During a recent earnings call, Zillow CEO Rich Barton argued the pandemic is having a “reshuffling” effect on real estate. The idea is that with people no longer tethered to offices, they’re choosing to move to new communities, many of which are further flung from major job centers.
But a shift in consumer preference could also impact short-term rental companies like Airbnb as well. For example, Airbnb has had success building its rental business in major metro areas — financial services firm IPX1031 has ranked Miami Beach as the top area for per capita listings — but if travelers suddenly all want to visit rural areas to avoid the coronavirus that could slow the company’s return to full operating strength.

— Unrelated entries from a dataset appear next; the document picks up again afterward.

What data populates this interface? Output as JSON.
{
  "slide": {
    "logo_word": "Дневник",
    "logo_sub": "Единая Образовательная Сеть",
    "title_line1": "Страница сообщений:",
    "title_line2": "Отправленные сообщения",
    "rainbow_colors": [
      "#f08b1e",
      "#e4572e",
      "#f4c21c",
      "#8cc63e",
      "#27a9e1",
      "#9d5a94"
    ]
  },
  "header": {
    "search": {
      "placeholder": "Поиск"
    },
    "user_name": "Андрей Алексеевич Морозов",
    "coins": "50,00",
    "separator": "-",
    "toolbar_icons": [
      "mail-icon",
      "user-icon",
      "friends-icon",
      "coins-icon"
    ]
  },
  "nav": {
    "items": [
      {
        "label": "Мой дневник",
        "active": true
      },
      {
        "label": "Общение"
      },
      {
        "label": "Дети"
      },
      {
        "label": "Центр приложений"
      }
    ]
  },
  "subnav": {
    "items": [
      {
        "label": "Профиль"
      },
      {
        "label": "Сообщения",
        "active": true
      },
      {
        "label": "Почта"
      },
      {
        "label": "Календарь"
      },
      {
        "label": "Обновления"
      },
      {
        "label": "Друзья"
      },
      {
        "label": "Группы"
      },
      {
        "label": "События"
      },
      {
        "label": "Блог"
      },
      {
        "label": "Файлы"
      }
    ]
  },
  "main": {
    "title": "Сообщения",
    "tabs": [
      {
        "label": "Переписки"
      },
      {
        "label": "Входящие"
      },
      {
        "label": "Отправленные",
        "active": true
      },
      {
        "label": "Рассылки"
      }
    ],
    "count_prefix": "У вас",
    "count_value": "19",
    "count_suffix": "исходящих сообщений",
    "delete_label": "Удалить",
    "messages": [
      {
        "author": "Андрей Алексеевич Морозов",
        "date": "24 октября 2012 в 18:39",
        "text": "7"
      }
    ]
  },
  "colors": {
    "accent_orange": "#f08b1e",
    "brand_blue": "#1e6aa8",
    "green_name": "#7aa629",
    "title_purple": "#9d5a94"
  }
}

Investor and market analyst Thomas Paulson recently pointed to this issue as a potential challenge for Airbnb, telling Skift that a shift away from urban areas could diminish the company’s business by 25 percent, making it hard to ramp back up or to grow.
Like so many other pandemic-related things right now, how any reshuffling plays out remains to be determined. But Chesky has indicated the concept, at least, will likely be a factor going forward: During his CNBC interview in June, he argued that “travel as we knew it is over.”
“That doesn’t mean travel is over, just the travel we knew is over, and it’s never coming back,” he continued. “It’s just not.”
Chesky went on to say he thinks travel will see a “redistribution,” with people visiting “thousands of local communities” instead of the few big tourist centers that have dominated in the past. If that does happen, it could shape Airbnb’s path toward profitability. And it will impact the kinds of returns owners and investors can expect to see from the properties where the company’s guests actually stay.